LIM raising cash for Asia commodity fund

HONG KONG | Wed Apr 9, 2008 7:54am EDT

HONG KONG (Reuters) - Hedge fund manager LIM Advisors is looking to raise almost $200 million this year for its existing small Asia commodities fund, betting the recent pullback in the asset class has not diminished long-term investor appetite.

The $1.5 billion Hong Kong-based hedge fund manager feels ready to ramp up the fund size from its current $26 million after building up a three-year track record, said Chairman and Chief Investment Officer George Long.

"Longer term, what the U.S. is doing now, bailing out the mortgage sector, deficit spending, is potentially highly inflationary. So we could have a situation where we have U.S. stagnation, but pretty rampant inflation globally," he said in an interview as part of the Reuters Hedge Funds and Private Equity Summit in Hong Kong.

"It's sort of a dollar hedge frankly. That's actually one reason why oil and gold have been strong."

After a multi-year bull run, commodities were caught up by this year's market turbulence, with Reuters-Jefferies CRB index .CRB down more than 5 percent from the record high set last month.

Long, who set up LIM Advisors in 1995, said that despite the pullback, the long-term case for commodities remains positive given shortages and the stimulative effect of falling U.S. interest rates on many Asian economies.

Launched in January 2005, the LIM Asia Commodities Fund lost 11.67 percent in its first year, before rising 17.3 percent in 2006 and 37.11 percent in 2007. It fell 2 percent in the first two months of this year.

The fund's management team includes David Kaplan and Sam Zhang, former employees of closely-held commodities trading giant Glencore.

Long said a competitive edge for the fund is the research LIM does in China and elsewhere in Asia for investments in its other major hedge funds, including its flagship LIM Asia Arbitrage Fund, which managed $893 million at the end of February.

The commodities fund has largely focused on energy and metal plays, split between shares of commodity-related companies and commodity futures and options. Agriculture plays, such as palm oil, have been fairly small.

"Equities peaked about a year and a half ago at something like 80 percent and now the balance is starting to shift more towards commodities, because we see less value in the equity markets," Long said.
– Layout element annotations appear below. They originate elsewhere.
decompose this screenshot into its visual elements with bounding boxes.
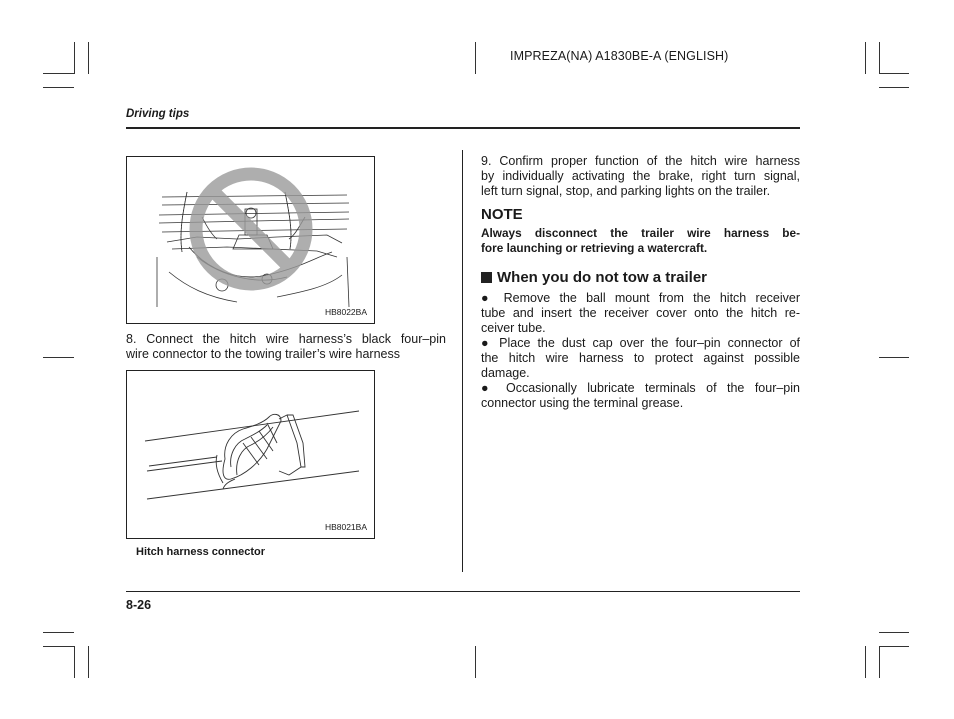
text-line: connector using the terminal grease. <box>481 396 684 410</box>
text-line: the hitch wire harness to protect against possible <box>481 351 800 365</box>
subheading-text: When you do not tow a trailer <box>497 269 707 286</box>
figure-code: HB8022BA <box>324 307 367 317</box>
step-9-text <box>481 154 800 199</box>
text-line: 9. Confirm proper function of the hitch wire harness <box>481 154 800 168</box>
document-id: IMPREZA(NA) A1830BE-A (ENGLISH) <box>510 49 729 63</box>
note-heading: NOTE <box>481 206 523 223</box>
text-line: ● Place the dust cap over the four–pin connector of <box>481 336 800 350</box>
connector-illustration <box>127 371 376 540</box>
figure-caption: Hitch harness connector <box>136 546 265 558</box>
column-divider <box>462 150 463 572</box>
square-bullet-icon <box>481 272 492 283</box>
text-line: by individually activating the brake, right turn signal, <box>481 169 800 183</box>
bullet-dust-cap <box>481 336 800 381</box>
bullet-lubricate <box>481 381 800 411</box>
text-line: left turn signal, stop, and parking lights on the trailer. <box>481 184 771 198</box>
figure-hitch-prohibited <box>126 156 375 324</box>
text-line: tube and insert the receiver cover onto the hitch re- <box>481 306 800 320</box>
figure-hitch-connector <box>126 370 375 539</box>
text-line: 8. Connect the hitch wire harness’s black four–pin <box>126 332 446 346</box>
step-8-text <box>126 332 446 362</box>
header-rule <box>126 127 800 129</box>
text-line: Always disconnect the trailer wire harness be- <box>481 226 800 240</box>
text-line: fore launching or retrieving a watercraft. <box>481 241 708 255</box>
text-line: wire connector to the towing trailer’s wire harness <box>126 347 400 361</box>
text-line: ● Occasionally lubricate terminals of the four–pin <box>481 381 800 395</box>
figure-code: HB8021BA <box>324 522 367 532</box>
hitch-underbody-illustration <box>127 157 376 325</box>
text-line: ● Remove the ball mount from the hitch receiver <box>481 291 800 305</box>
section-title: Driving tips <box>126 108 190 120</box>
text-line: damage. <box>481 366 530 380</box>
subheading <box>481 269 707 286</box>
text-line: ceiver tube. <box>481 321 546 335</box>
footer-rule <box>126 591 800 592</box>
page-number: 8-26 <box>126 598 152 612</box>
note-text <box>481 226 800 256</box>
bullet-remove-ball-mount <box>481 291 800 336</box>
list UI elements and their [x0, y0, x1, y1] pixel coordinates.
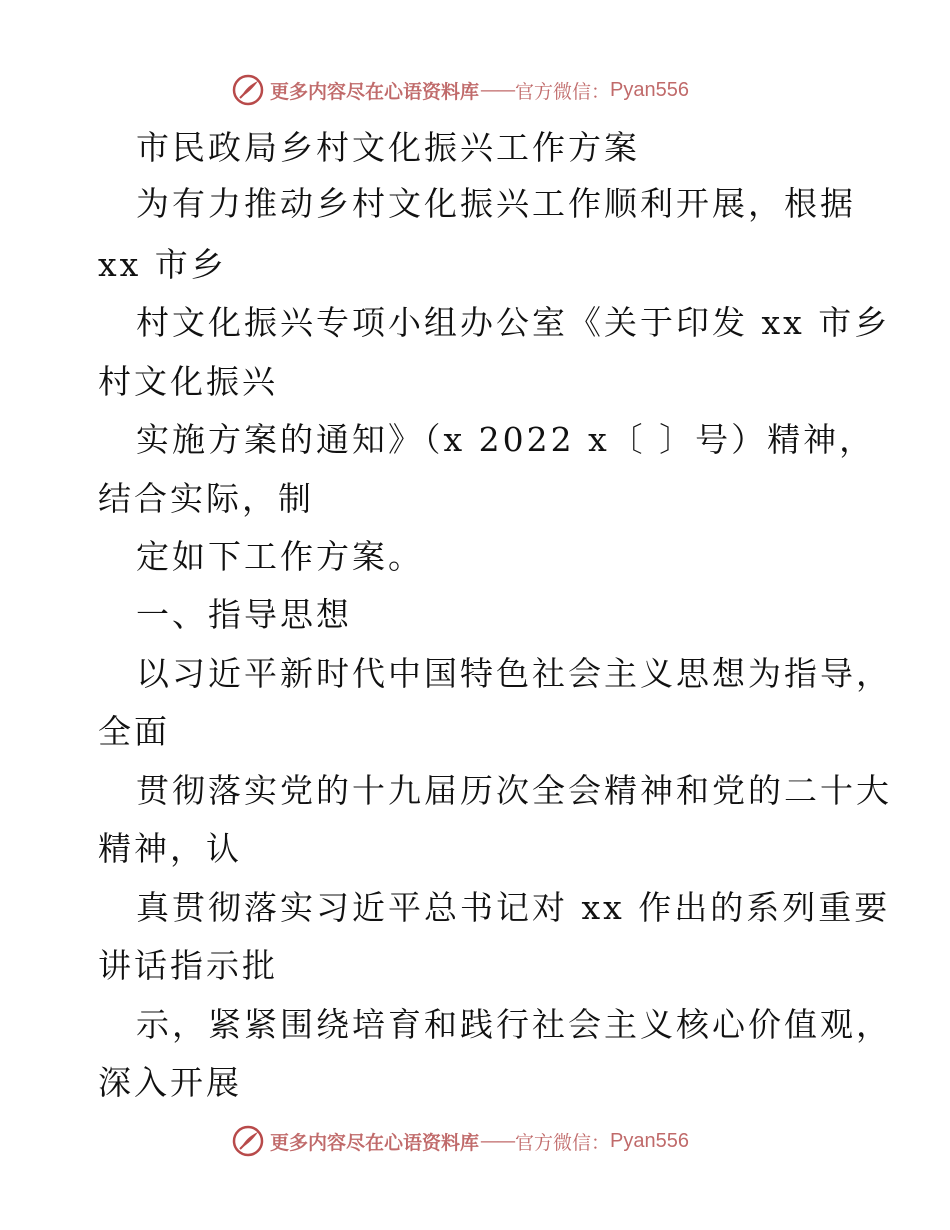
watermark-banner-top [232, 73, 732, 107]
text-line: 定如下工作方案。 [136, 537, 424, 576]
text-line: 为有力推动乡村文化振兴工作顺利开展，根据 [136, 184, 856, 223]
text-line: 村文化振兴专项小组办公室《关于印发 xx 市乡 [136, 303, 891, 342]
quill-logo-icon [232, 74, 264, 106]
text-line: 结合实际，制 [98, 479, 314, 518]
watermark-label: 官方微信： [515, 1131, 611, 1154]
watermark-label: 官方微信： [515, 80, 611, 103]
watermark-banner-bottom [232, 1124, 732, 1158]
watermark-handle: Pyan556 [610, 1129, 689, 1152]
watermark-dash: —— [480, 1130, 515, 1152]
doc-title: 市民政局乡村文化振兴工作方案 [136, 128, 640, 167]
watermark-dash: —— [480, 79, 515, 101]
text-line: 村文化振兴 [98, 362, 278, 401]
text-line: 精神，认 [98, 829, 242, 868]
text-line: 全面 [98, 712, 170, 751]
text-line: 实施方案的通知》（x 2022 x〔 〕号）精神， [136, 420, 876, 459]
quill-logo-icon [232, 1125, 264, 1157]
text-line: 深入开展 [98, 1063, 242, 1102]
watermark-title: 更多内容尽在心语资料库 [270, 80, 480, 103]
text-line: 以习近平新时代中国特色社会主义思想为指导， [136, 654, 892, 693]
watermark-title: 更多内容尽在心语资料库 [270, 1131, 480, 1154]
text-line: 讲话指示批 [98, 946, 278, 985]
text-line: xx 市乡 [98, 245, 227, 284]
text-line: 贯彻落实党的十九届历次全会精神和党的二十大 [136, 771, 892, 810]
text-line: 真贯彻落实习近平总书记对 xx 作出的系列重要 [136, 888, 891, 927]
section-heading: 一、指导思想 [136, 595, 352, 634]
watermark-handle: Pyan556 [610, 78, 689, 101]
text-line: 示，紧紧围绕培育和践行社会主义核心价值观， [136, 1005, 892, 1044]
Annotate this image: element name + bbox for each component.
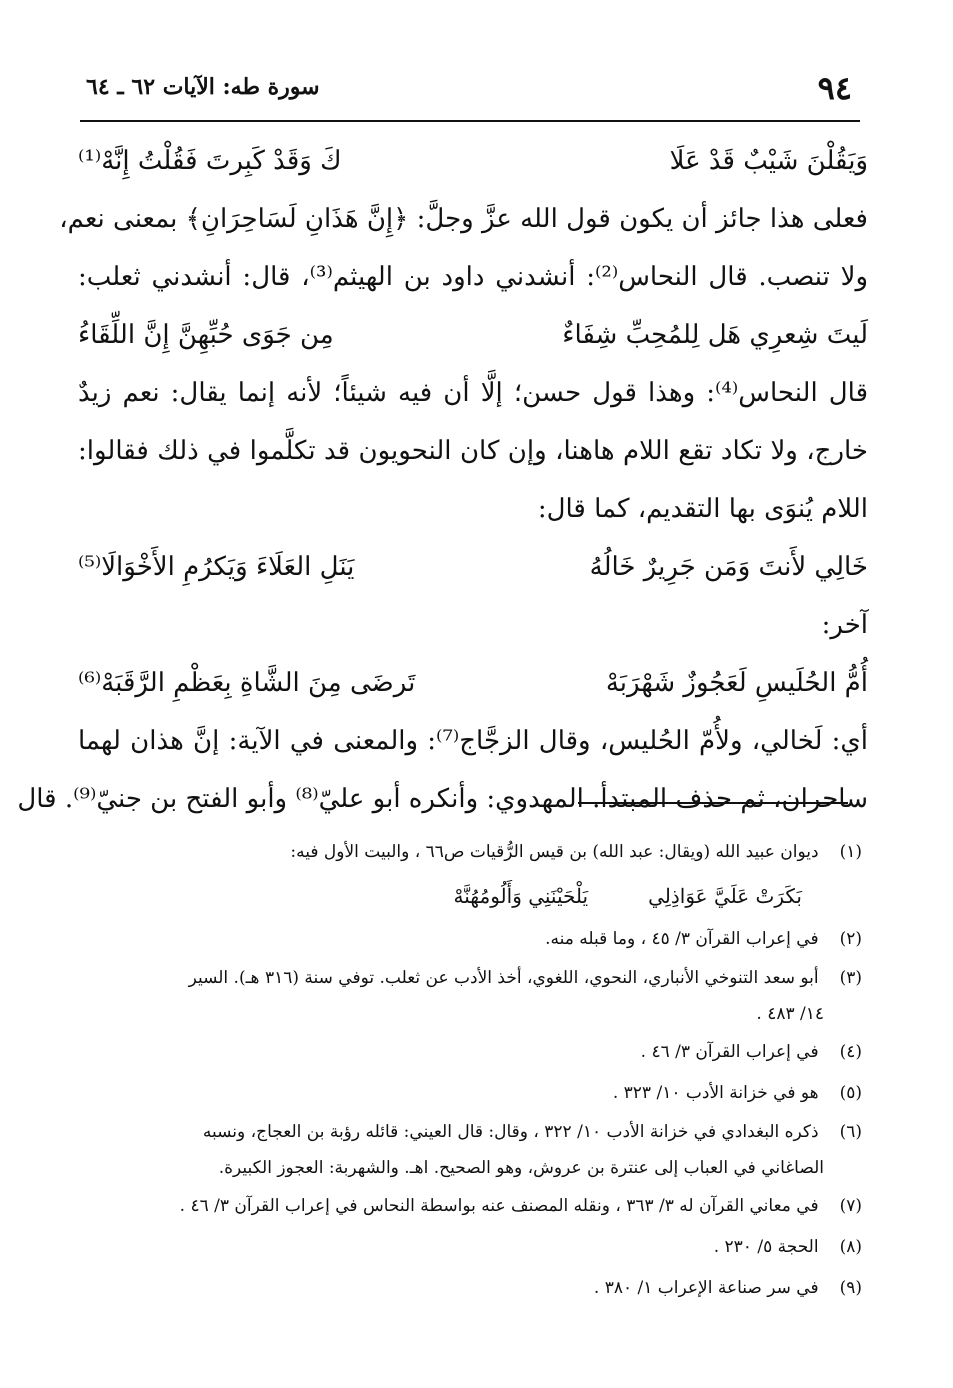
- verse-2-second-hemistich: مِن جَوَى حُبِّهِنَّ إِنَّ اللِّقَاءُ: [78, 320, 334, 350]
- footnote-3: [76, 960, 862, 996]
- page-header: [80, 62, 860, 122]
- verse-1: [78, 132, 868, 190]
- paragraph-1-line-1: فعلى هذا جائز أن يكون قول الله عزَّ وجلَّ: ﴿إِنَّ هَذَانِ لَسَاحِرَانِ﴾ بمعنى نعم،: [59, 204, 868, 234]
- main-text: [17, 132, 869, 828]
- footnote-number: (٣): [839, 968, 862, 988]
- paragraph-2-line-3: اللام يُنوَى بها التقديم، كما قال:: [537, 494, 868, 524]
- paragraph-2-line-1: قال النحاس⁽⁴⁾: وهذا قول حسن؛ إلَّا أن فيه شيئاً؛ لأنه إنما يقال: نعم زيدٌ: [78, 378, 868, 408]
- footnote-number: (٦): [839, 1122, 862, 1142]
- verse-1-second-hemistich: كَ وَقَدْ كَبِرتَ فَقُلْتُ إِنَّهْ⁽¹⁾: [78, 146, 342, 176]
- footnote-text: في معاني القرآن له ٣/ ٣٦٣ ، ونقله المصنف عنه بواسطة النحاس في إعراب القرآن ٣/ ٤٦ .: [179, 1196, 819, 1216]
- footnote-8: [76, 1227, 862, 1268]
- another-verse-label: آخر:: [821, 610, 868, 640]
- paragraph-4-line-1: أي: لَخالي، ولأُمّ الحُليس، وقال الزجَّاج⁽⁷⁾: والمعنى في الآية: إنَّ هذان لهما: [78, 726, 868, 756]
- verse-3-second-hemistich: يَنَلِ العَلَاءَ وَيَكرُمِ الأَخْوَالَا⁽⁵⁾: [78, 552, 355, 582]
- page-number: ٩٤: [817, 69, 852, 107]
- footnote-number: (٤): [839, 1042, 862, 1062]
- paragraph-2-line-2: خارج، ولا تكاد تقع اللام هاهنا، وإن كان النحويون قد تكلَّموا في ذلك فقالوا:: [78, 436, 868, 466]
- verse-3-first-hemistich: خَالِي لأَنتَ وَمَن جَرِيرٌ خَالُهُ: [589, 552, 868, 582]
- footnote-text: ديوان عبيد الله (ويقال: عبد الله) بن قيس الرُّقيات ص٦٦ ، والبيت الأول فيه:: [290, 842, 819, 862]
- footnote-5: [76, 1073, 862, 1114]
- paragraph-4-line-2: ساحران، ثم حذف المبتدأ. المهدوي: وأنكره أبو عليّ⁽⁸⁾ وأبو الفتح بن جنيّ⁽⁹⁾. قال: [17, 784, 868, 814]
- footnote-2: [76, 919, 862, 960]
- footnote-4: [76, 1032, 862, 1073]
- footnote-3-continuation: ١٤/ ٤٨٣ .: [756, 1004, 824, 1024]
- verse-4-first-hemistich: أُمُّ الحُلَيسِ لَعَجُوزٌ شَهْرَبَهْ: [605, 668, 868, 698]
- footnote-number: (٩): [839, 1278, 862, 1298]
- footnote-7: [76, 1186, 862, 1227]
- footnote-verse-first-hemistich: بَكَرَتْ عَلَيَّ عَوَاذِلِي: [648, 884, 802, 908]
- verse-1-first-hemistich: وَيَقُلْنَ شَيْبٌ قَدْ عَلَا: [669, 146, 868, 176]
- footnote-1: [76, 832, 862, 873]
- footnote-text: الحجة ٥/ ٢٣٠ .: [713, 1237, 819, 1257]
- footnote-number: (٨): [839, 1237, 862, 1257]
- footnote-number: (٢): [839, 929, 862, 949]
- footnote-text: ذكره البغدادي في خزانة الأدب ١٠/ ٣٢٢ ، وقال: قال العيني: قائله رؤبة بن العجاج، ونسبه: [202, 1122, 819, 1142]
- verse-2: [78, 306, 868, 364]
- paragraph-1-line-2: ولا تنصب. قال النحاس⁽²⁾: أنشدني داود بن الهيثم⁽³⁾، قال: أنشدني ثعلب:: [78, 262, 869, 292]
- running-title: سورة طه: الآيات ٦٢ ـ ٦٤: [86, 74, 320, 100]
- footnote-number: (١): [839, 842, 862, 862]
- footnotes: [76, 832, 862, 1309]
- footnote-text: في إعراب القرآن ٣/ ٤٥ ، وما قبله منه.: [545, 929, 819, 949]
- footnote-1-verse: [76, 873, 862, 919]
- footnote-6: [76, 1114, 862, 1150]
- verse-4: [78, 654, 868, 712]
- footnote-text: في سر صناعة الإعراب ١/ ٣٨٠ .: [593, 1278, 819, 1298]
- footnote-text: هو في خزانة الأدب ١٠/ ٣٢٣ .: [612, 1083, 819, 1103]
- footnote-6-continuation: الصاغاني في العباب إلى عنترة بن عروش، وهو الصحيح. اهـ. والشهربة: العجوز الكبيرة.: [218, 1158, 824, 1178]
- footnote-9: [76, 1268, 862, 1309]
- verse-4-second-hemistich: تَرضَى مِنَ الشَّاةِ بِعَظْمِ الرَّقَبَهْ⁽⁶⁾: [78, 668, 416, 698]
- footnote-number: (٧): [839, 1196, 862, 1216]
- verse-3: [78, 538, 868, 596]
- footnote-verse-second-hemistich: يَلْحَيْنَنِي وَأَلُومُهُنَّهْ: [453, 884, 589, 908]
- verse-2-first-hemistich: لَيتَ شِعرِي هَل لِلمُحِبِّ شِفَاءٌ: [562, 320, 868, 350]
- footnote-divider: [578, 802, 848, 804]
- footnote-number: (٥): [839, 1083, 862, 1103]
- footnote-text: في إعراب القرآن ٣/ ٤٦ .: [640, 1042, 819, 1062]
- footnote-text: أبو سعد التنوخي الأنباري، النحوي، اللغوي، أخذ الأدب عن ثعلب. توفي سنة (٣١٦ هـ). السير: [188, 968, 819, 988]
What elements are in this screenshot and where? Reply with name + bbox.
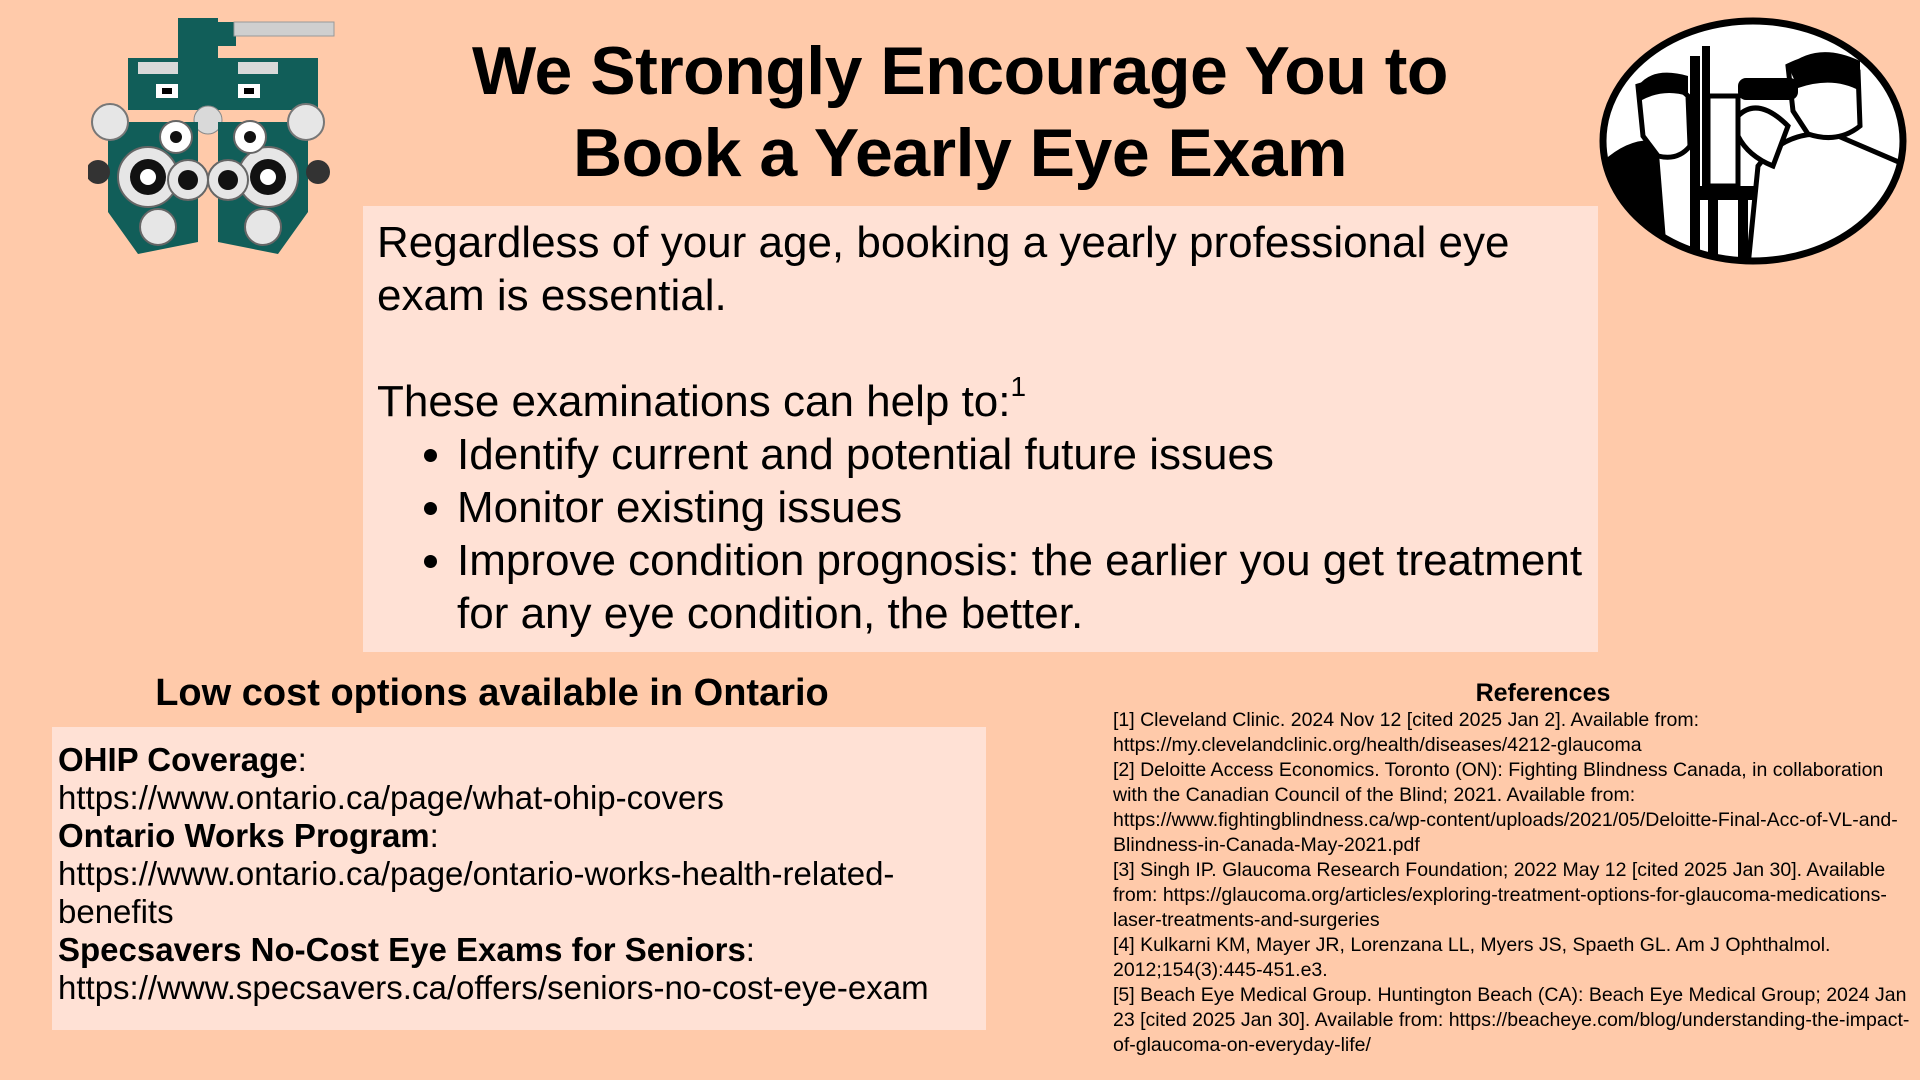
lead-text: [377, 371, 1584, 428]
option-name: Specsavers No-Cost Eye Exams for Seniors: [58, 931, 746, 968]
reference-item: [2] Deloitte Access Economics. Toronto (ON): Fighting Blindness Canada, in collaboration with the Canadian Council of the Blind; 2021. Available from: https://www.fightingblindness.ca/wp-content/uploads/2021/05/Deloitte-Final-Acc-of-VL-and-Blindness-in-Canada-May-2021.pdf: [1113, 759, 1898, 856]
option-name: OHIP Coverage: [58, 741, 298, 778]
reference-item: [4] Kulkarni KM, Mayer JR, Lorenzana LL, Myers JS, Spaeth GL. Am J Ophthalmol. 2012;154(3):445-451.e3.: [1113, 934, 1831, 981]
eye-exam-illustration-icon: [1598, 16, 1908, 266]
citation-superscript: 1: [1010, 371, 1027, 403]
low-cost-heading: Low cost options available in Ontario: [155, 672, 829, 714]
list-item: • Improve condition prognosis: the earlier you get treatment for any eye condition, the better.: [457, 534, 1584, 640]
title-line-2: Book a Yearly Eye Exam: [572, 115, 1348, 191]
option-ohip: OHIP Coverage:: [58, 741, 307, 778]
reference-item: [1] Cleveland Clinic. 2024 Nov 12 [cited 2025 Jan 2]. Available from: https://my.clevelandclinic.org/health/diseases/4212-glaucoma: [1113, 709, 1700, 756]
list-item: • Identify current and potential future issues: [457, 428, 1584, 481]
option-url[interactable]: https://www.ontario.ca/page/ontario-works-health-related-benefits: [58, 855, 895, 930]
page-title: [360, 30, 1560, 194]
reference-item: [3] Singh IP. Glaucoma Research Foundation; 2022 May 12 [cited 2025 Jan 30]. Available from: https://glaucoma.org/articles/exploring-treatment-options-for-glaucoma-medications-laser-treatments-and-surgeries: [1113, 859, 1887, 931]
option-url[interactable]: https://www.specsavers.ca/offers/seniors-no-cost-eye-exam: [58, 969, 929, 1006]
lead-label: These examinations can help to:: [377, 377, 1011, 426]
references-heading: References: [1475, 679, 1611, 707]
option-specsavers: Specsavers No-Cost Eye Exams for Seniors:: [58, 931, 755, 968]
references-section: [1113, 678, 1913, 1058]
list-item: • Monitor existing issues: [457, 481, 1584, 534]
reference-item: [5] Beach Eye Medical Group. Huntington Beach (CA): Beach Eye Medical Group; 2024 Jan 23 [cited 2025 Jan 30]. Available from: https://beacheye.com/blog/understanding-the-impact-of-glaucoma-on-everyday-life/: [1113, 984, 1910, 1056]
phoropter-icon: [88, 12, 358, 254]
low-cost-options-panel: [52, 727, 986, 1030]
intro-text: Regardless of your age, booking a yearly professional eye exam is essential.: [377, 218, 1510, 320]
main-info-panel: [363, 206, 1598, 652]
title-line-1: We Strongly Encourage You to: [472, 33, 1448, 109]
option-ontario-works: Ontario Works Program:: [58, 817, 439, 854]
option-name: Ontario Works Program: [58, 817, 430, 854]
benefits-list: [377, 428, 1584, 640]
option-url[interactable]: https://www.ontario.ca/page/what-ohip-covers: [58, 779, 724, 816]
Separately, Long and LIM executive director Dean Van Drasek said the firm would look to take on more cash later this year for its recently launched Asia special situations fund, which invests in less-liquid credit-oriented instruments and transactions.

The fund has about $230 million in paid-in and committed capital. LIM had hoped to launch the fund with $500 million before the market volatility of the first quarter hit. Van Drasek said much of the fund is still in cash.

"We have taken a slower approach than we initially expected to in terms of investing that, simply because of the turmoil in the markets and the fact we expect to see some more exciting opportunities available in the secondary markets," he said.

"You're just waiting for somebody to get a margin call, or somebody to get redemptions, and then they become a forced seller and that drives the price down. So why pick it up now if you think that there are these players with weak hands?"

Van Drasek said the credit crunch was ultimately positive for the fund, as it both increased potential investment opportunities and reduced competition from players like the proprietary trading desks of investment banks.

"A lot of deals that would have been done on the public side are now coming to us because they can't get done on the public side. And the terms that we could get are better," he said.